Double Chocolate Black Bean Brownie

I don't know how I have gone so long not sharing this recipe with you all!I actually thought I'd already put it on the website, especially considering how much of a staple it is in this house, but when hubby told me I needed to share this with you guys, I went to double-check and shock horror......I hadn't written it up!  So here you go.....my Double Chocolate Black Bean Brownies.

Now because I've been making these for so long with such success, the idea of adding a tin of beans to a brownie no longer weirds me out, but for those kinda new to the wholefood baking scene, I promise you, cross my heart, that you will be pleasantly surprised with the result.

The beans add substance and texture, but DO NOT taste of beans!  Because the beans are pre-cooked and you're not using eggs, you don't need to worry about the consistency being fudgy and appearing undercooked. It's not. It's meant to be that way, eat and enjoy!
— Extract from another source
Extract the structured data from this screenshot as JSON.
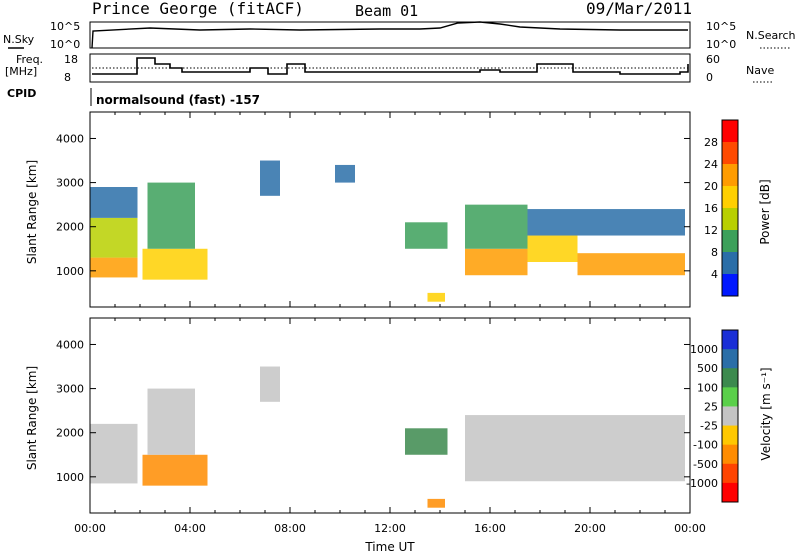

I like to serve these warm out of the oven so that the chocolate chips are a little melty on top, but if you're serving it later, 20 seconds in the microwave will be sufficient. Of course they're fabulous served cold too, and actually travel really well. The perfect road trip snack! 

Once you've used beans in a brownie, you'll be a convert for life! Rich, gooey and oh so decadent, these black bean brownies are a sure-fire way to win friends!

Ingredients:

  • 400 g tin of organic Black Beans

  • 2 Tbsp smooth peanut butter

  • 1 medium banana

  • 3 Tbsp maple syrup

  • 3 heaped Tbsp raw cacao powder

  • 2 tsp baking powder

  • 3/4 cup almond meal

  • 1/4 cup dairy free chocolate chips (or any chopped chocolate)

Directions:

  1. Preheat oven to 180 degrees and grease or line a loaf pan with baking paper (yes a loaf pan ~ I do the majority of my baking in loaf pans!).

  2. Rinse black beans well then to the base of a food processor, add beans, peanut butter, banana, and maple syrup. Blend until well combined and smooth.

  3. Add cacao, baking powder and almond meal and blend again for 20 seconds.

  4. Remove blade and use a spatula to transfer brownie mixture to your loaf tray. Sprinkle the top with your chocolate chips then place in the oven for 25 minutes. If you like your brownies a little more firm (I like em fudgy), add another 5 minutes of bake time.

  5. Remove from the oven, left out the baking paper and slice gently into 8 pieces. Enjoy warm with your favourite coconut ice cream!

These brownies keep really well in the fridge for up to a week and freeze well lasting 3 months.